I'm particularly interested in cases where the elements of an incomplete line are completed with those of the following one, like:
<tr><td>1</td><td>2</td><td>3</td></tr>
<tr><td>4</td><td>5</td></tr>
<tr><td>6</td></tr>
rendering: 1 2 3
4 5 6
I have a practical case: this file contains two TRs which are rendered as one even though they are two different TR. Why?
The lines are these (starting from line 129792)
they are rendered as (inside the red rectangle)
How can I decide to enqueue elements to a previous line?
What rules do browsers follow for weird code?
I'm using Java, I understand also javascript and a little of PHP, but I I'm mainly interested in the algorithm to follow. I'd like to know if something already exists or to hear any suggestion.

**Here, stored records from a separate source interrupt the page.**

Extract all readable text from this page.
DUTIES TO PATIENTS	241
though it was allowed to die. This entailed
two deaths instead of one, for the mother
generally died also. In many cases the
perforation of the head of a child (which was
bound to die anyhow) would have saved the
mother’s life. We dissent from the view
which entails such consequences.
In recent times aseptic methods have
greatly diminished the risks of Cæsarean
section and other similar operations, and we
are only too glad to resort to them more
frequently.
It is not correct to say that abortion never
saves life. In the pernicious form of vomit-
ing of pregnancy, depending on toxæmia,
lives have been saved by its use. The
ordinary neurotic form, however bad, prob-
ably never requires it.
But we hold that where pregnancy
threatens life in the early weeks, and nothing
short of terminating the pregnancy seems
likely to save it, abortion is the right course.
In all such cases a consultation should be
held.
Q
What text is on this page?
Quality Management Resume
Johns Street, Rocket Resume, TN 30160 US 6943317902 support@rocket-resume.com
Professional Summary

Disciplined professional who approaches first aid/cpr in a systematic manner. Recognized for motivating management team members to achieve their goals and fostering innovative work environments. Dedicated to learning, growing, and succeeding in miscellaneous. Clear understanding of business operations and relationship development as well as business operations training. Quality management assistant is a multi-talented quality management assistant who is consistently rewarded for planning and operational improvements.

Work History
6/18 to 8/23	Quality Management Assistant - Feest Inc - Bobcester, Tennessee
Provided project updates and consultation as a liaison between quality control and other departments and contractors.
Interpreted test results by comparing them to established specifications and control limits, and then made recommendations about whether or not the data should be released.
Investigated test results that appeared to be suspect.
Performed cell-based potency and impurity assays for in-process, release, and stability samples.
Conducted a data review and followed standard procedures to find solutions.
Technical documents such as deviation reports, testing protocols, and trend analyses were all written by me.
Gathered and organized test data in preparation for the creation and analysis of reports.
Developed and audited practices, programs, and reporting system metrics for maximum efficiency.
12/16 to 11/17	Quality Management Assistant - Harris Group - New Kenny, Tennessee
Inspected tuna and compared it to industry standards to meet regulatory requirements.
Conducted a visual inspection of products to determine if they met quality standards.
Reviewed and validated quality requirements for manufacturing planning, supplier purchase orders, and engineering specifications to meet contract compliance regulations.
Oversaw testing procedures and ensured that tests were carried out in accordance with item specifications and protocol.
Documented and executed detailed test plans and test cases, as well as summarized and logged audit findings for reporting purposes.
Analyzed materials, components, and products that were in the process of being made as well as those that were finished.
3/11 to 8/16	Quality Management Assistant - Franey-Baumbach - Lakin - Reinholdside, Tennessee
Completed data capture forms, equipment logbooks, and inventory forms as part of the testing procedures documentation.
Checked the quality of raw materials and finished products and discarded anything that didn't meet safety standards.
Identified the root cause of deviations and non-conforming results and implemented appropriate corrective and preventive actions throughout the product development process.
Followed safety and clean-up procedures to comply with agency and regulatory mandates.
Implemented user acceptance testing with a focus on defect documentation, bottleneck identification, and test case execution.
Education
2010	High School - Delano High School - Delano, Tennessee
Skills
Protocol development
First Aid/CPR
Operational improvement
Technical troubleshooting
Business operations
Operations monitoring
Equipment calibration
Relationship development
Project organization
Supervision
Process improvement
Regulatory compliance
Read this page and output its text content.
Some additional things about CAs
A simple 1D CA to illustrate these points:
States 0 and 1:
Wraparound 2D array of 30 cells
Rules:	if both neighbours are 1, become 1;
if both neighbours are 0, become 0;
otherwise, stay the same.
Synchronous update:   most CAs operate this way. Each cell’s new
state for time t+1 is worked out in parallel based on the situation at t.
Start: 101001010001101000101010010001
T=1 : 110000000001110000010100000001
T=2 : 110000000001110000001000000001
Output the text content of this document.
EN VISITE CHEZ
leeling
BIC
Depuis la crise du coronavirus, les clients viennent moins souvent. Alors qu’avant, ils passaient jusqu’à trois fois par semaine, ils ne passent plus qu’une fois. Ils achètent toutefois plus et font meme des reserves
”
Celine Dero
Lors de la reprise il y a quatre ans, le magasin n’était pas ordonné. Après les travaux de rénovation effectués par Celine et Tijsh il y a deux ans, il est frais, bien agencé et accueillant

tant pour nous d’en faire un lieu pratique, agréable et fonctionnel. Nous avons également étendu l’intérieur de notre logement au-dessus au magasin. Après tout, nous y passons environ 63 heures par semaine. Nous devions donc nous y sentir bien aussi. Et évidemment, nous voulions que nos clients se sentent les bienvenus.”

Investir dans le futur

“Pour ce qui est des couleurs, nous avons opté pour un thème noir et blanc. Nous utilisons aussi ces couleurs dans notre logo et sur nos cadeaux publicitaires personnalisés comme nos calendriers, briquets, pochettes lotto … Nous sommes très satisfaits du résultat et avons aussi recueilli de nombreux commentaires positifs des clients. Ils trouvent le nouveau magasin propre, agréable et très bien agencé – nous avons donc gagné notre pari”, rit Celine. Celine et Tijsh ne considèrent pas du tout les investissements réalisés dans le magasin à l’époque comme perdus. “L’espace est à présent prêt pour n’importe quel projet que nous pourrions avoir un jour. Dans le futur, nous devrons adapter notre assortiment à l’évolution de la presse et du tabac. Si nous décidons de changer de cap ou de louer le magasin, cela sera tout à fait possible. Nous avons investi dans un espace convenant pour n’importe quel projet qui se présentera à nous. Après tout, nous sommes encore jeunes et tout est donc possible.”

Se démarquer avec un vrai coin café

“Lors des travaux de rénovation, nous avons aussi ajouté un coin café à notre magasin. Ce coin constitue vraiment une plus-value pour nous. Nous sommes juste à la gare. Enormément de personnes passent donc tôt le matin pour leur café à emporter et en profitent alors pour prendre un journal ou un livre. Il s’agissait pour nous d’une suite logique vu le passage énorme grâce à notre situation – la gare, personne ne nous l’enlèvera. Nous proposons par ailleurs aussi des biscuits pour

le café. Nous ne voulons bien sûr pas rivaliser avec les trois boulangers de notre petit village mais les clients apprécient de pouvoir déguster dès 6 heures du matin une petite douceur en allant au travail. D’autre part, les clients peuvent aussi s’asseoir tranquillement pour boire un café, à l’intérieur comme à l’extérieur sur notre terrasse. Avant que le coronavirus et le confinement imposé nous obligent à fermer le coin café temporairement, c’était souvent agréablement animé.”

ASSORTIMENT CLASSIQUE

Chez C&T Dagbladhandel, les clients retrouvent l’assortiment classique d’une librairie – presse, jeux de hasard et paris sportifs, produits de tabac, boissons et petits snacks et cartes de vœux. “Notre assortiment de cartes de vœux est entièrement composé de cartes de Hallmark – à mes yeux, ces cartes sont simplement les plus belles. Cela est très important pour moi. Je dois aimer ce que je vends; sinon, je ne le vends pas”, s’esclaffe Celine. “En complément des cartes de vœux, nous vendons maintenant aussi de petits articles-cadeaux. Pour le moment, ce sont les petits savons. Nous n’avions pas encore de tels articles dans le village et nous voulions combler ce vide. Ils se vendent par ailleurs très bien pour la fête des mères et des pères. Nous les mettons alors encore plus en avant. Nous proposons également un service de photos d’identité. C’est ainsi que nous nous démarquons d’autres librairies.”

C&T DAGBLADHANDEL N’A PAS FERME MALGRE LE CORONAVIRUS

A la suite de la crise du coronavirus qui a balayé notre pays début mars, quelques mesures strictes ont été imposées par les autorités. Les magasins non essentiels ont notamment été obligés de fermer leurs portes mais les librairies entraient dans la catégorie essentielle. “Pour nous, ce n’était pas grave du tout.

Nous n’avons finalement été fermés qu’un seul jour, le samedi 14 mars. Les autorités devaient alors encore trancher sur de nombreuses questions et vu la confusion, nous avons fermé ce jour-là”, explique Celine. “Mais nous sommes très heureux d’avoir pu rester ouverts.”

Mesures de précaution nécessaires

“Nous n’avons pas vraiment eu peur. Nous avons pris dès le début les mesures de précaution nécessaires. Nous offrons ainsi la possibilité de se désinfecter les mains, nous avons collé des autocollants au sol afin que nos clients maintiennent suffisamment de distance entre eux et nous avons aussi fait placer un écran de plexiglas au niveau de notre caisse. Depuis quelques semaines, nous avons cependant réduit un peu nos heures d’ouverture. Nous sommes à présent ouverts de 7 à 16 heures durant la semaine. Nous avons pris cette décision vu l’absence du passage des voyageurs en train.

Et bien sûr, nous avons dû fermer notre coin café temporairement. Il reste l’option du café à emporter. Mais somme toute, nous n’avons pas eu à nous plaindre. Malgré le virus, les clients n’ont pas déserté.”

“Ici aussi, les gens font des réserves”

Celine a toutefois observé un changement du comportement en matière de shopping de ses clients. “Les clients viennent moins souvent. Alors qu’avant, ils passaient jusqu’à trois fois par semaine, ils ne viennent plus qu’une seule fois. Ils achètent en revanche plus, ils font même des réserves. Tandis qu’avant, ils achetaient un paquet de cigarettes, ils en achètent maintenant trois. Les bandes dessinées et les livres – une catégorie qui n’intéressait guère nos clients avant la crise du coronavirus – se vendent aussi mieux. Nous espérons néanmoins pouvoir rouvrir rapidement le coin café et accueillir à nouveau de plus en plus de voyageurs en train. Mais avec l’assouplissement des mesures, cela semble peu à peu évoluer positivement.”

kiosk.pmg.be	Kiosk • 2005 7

What I want is to be able to output a text representation of the table like one rendered by a real browser.
Edit:
After I read xtratic answer, I read the HTML table processing model specification, but it doesn't seem to answer my question about when one must enqueue elements to the previous line, as in the practical case I described (and added in this edit). Indeed, the documents says "16 If current cell is the last td or th element child in the tr element being processed, then increase ycurrent by 1, abort this set of steps, and return to the algorithm above.". But not always it happens that we go to a new line when the last td is found.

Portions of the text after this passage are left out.